The three stars that make up Orion’s belt is the giveaway. But there’s a lot more to appreciate. Like Rigel… Orion’s bright blue left foot. Rigel is an enormous, hot star that’s actually part of a system of 3 to 5 stars, but we can only see the biggest, brightest one—Rigel A. Rigel is 20 times more massive than the sun, 80 times bigger, and tens of THOUSANDS of times brighter. It’s also young… only around 9 million years old.
But the biggest star in Orion is his bright orange right shoulder, one of the largest stars we know of. Betelgeuse. Betelgeuse is so big that if we were to swap it with our sun, its surface would reach beyond the orbit of Mars.

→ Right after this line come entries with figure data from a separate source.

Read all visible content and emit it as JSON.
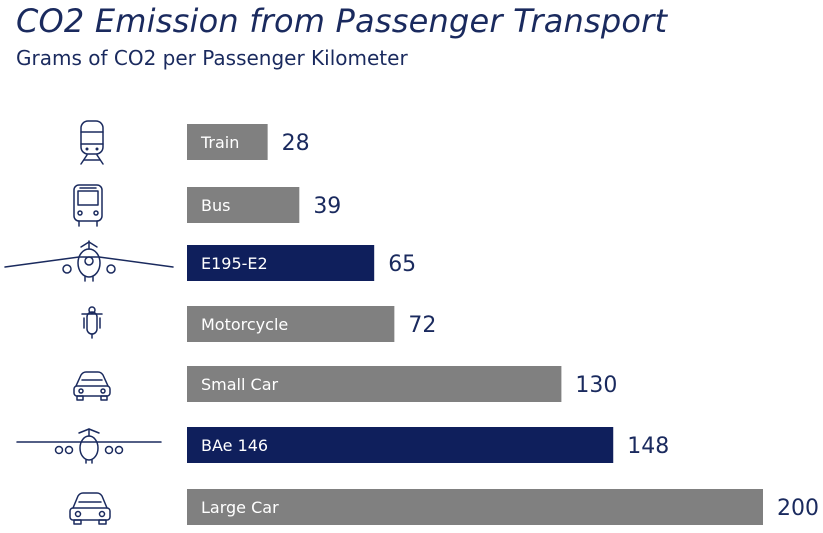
{
  "chart_data": {
    "type": "bar",
    "orientation": "horizontal",
    "title": "CO2 Emission from Passenger Transport",
    "subtitle": "Grams of CO2 per Passenger Kilometer",
    "categories": [
      "Train",
      "Bus",
      "E195-E2",
      "Motorcycle",
      "Small Car",
      "BAe 146",
      "Large Car"
    ],
    "values": [
      28,
      39,
      65,
      72,
      130,
      148,
      200
    ],
    "icons": [
      "train-icon",
      "bus-icon",
      "jet-aircraft-icon",
      "motorcycle-icon",
      "small-car-icon",
      "four-engine-aircraft-icon",
      "large-car-icon"
    ],
    "highlighted": [
      false,
      false,
      true,
      false,
      false,
      true,
      false
    ],
    "xlim": [
      0,
      200
    ],
    "grid": false,
    "legend": "none",
    "colors": {
      "default": "#808080",
      "highlight": "#0f1f5c",
      "text": "#1a2a5e"
    }
  }
}
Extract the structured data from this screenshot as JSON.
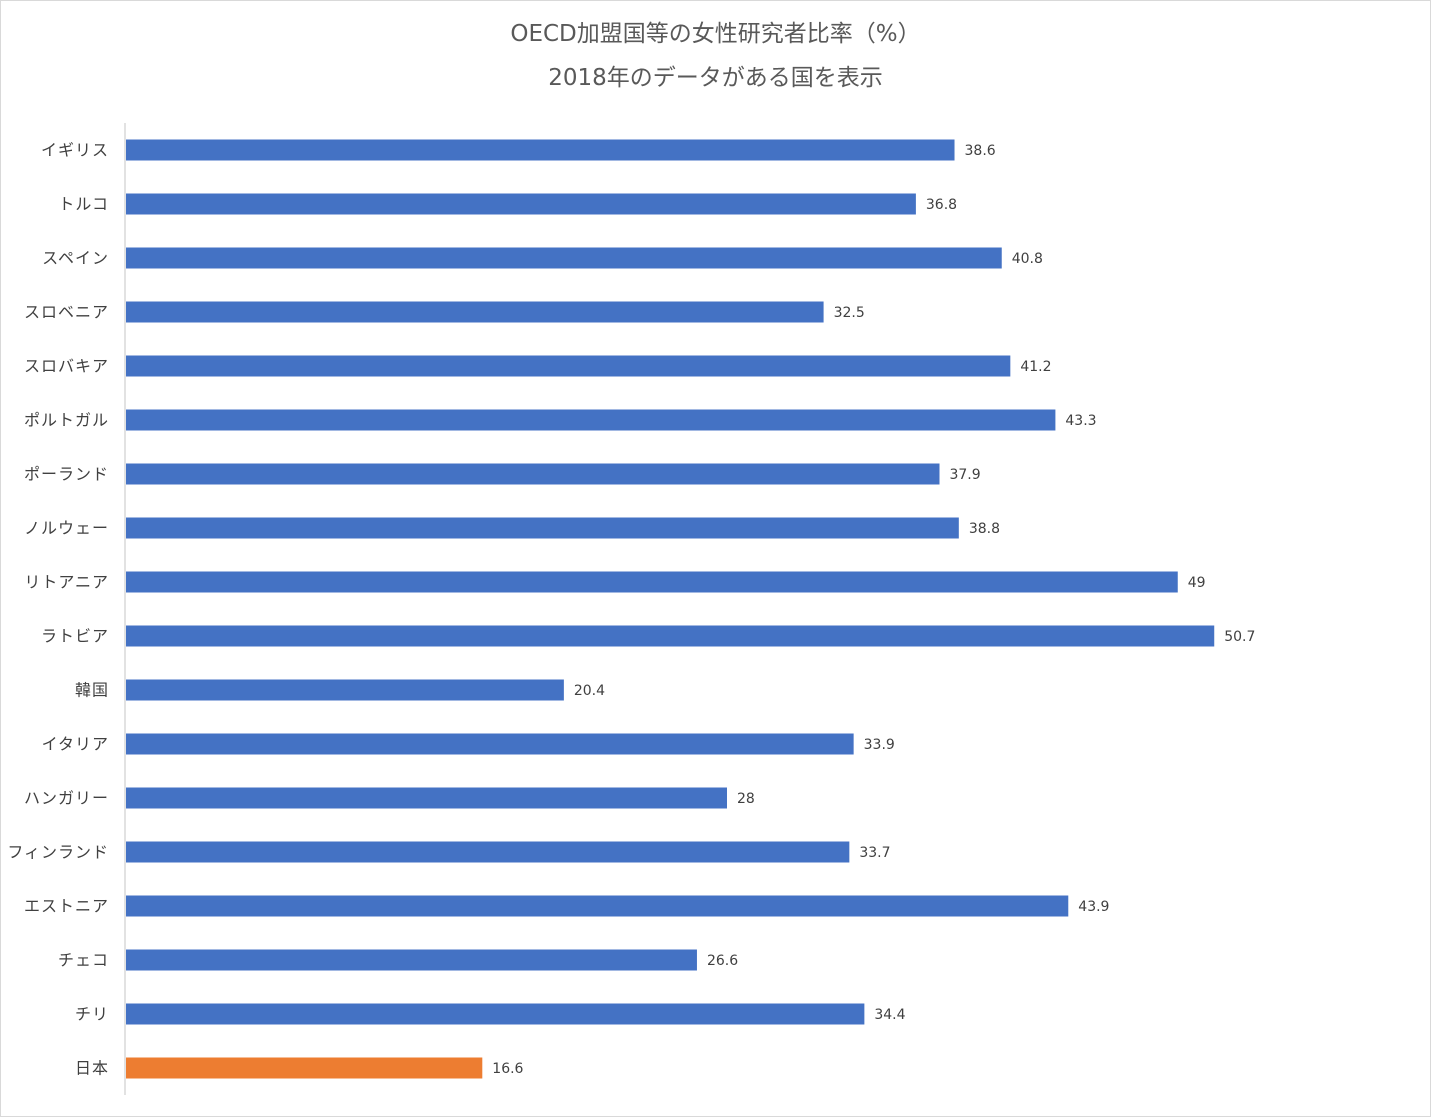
{
  "chart_data": {
    "type": "bar",
    "orientation": "horizontal",
    "title": "OECD加盟国等の女性研究者比率（%）",
    "subtitle": "2018年のデータがある国を表示",
    "categories": [
      "イギリス",
      "トルコ",
      "スペイン",
      "スロベニア",
      "スロバキア",
      "ポルトガル",
      "ポーランド",
      "ノルウェー",
      "リトアニア",
      "ラトビア",
      "韓国",
      "イタリア",
      "ハンガリー",
      "フィンランド",
      "エストニア",
      "チェコ",
      "チリ",
      "日本"
    ],
    "values": [
      38.6,
      36.8,
      40.8,
      32.5,
      41.2,
      43.3,
      37.9,
      38.8,
      49,
      50.7,
      20.4,
      33.9,
      28,
      33.7,
      43.9,
      26.6,
      34.4,
      16.6
    ],
    "value_labels": [
      "38.6",
      "36.8",
      "40.8",
      "32.5",
      "41.2",
      "43.3",
      "37.9",
      "38.8",
      "49",
      "50.7",
      "20.4",
      "33.9",
      "28",
      "33.7",
      "43.9",
      "26.6",
      "34.4",
      "16.6"
    ],
    "highlight_category": "日本",
    "xlim": [
      0,
      56
    ],
    "xlabel": "",
    "ylabel": "",
    "grid": false,
    "legend": "none",
    "data_labels": true,
    "colors": {
      "bar": "#4472c4",
      "highlight": "#ed7d31",
      "axis": "#d9d9d9"
    }
  }
}
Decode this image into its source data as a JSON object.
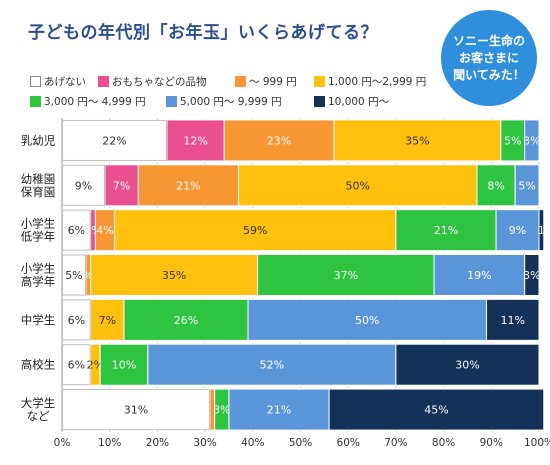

Now you don’t need a telescope to appreciate the brightest stars of Orion, but I’d get it out anyway… because the Orion Nebula has hooked so many people on astronomy. You can see it with almost any telescope. And we’ve learned a lot from it. The Orion Nebula is a stellar nursery. New stars form there from collapsing clouds of gas and dust. And almost everything we know about stellar nurseries came from studying the Orion Nebula. If you make a triangle with the center of the belt, Rigel, the left foot, and Saiph, the right knee of Orion, the nebula is right in the middle. You can’t miss it.
So tonight, bundle up, embrace the cold weather… and spend some time with Orion The Hunter.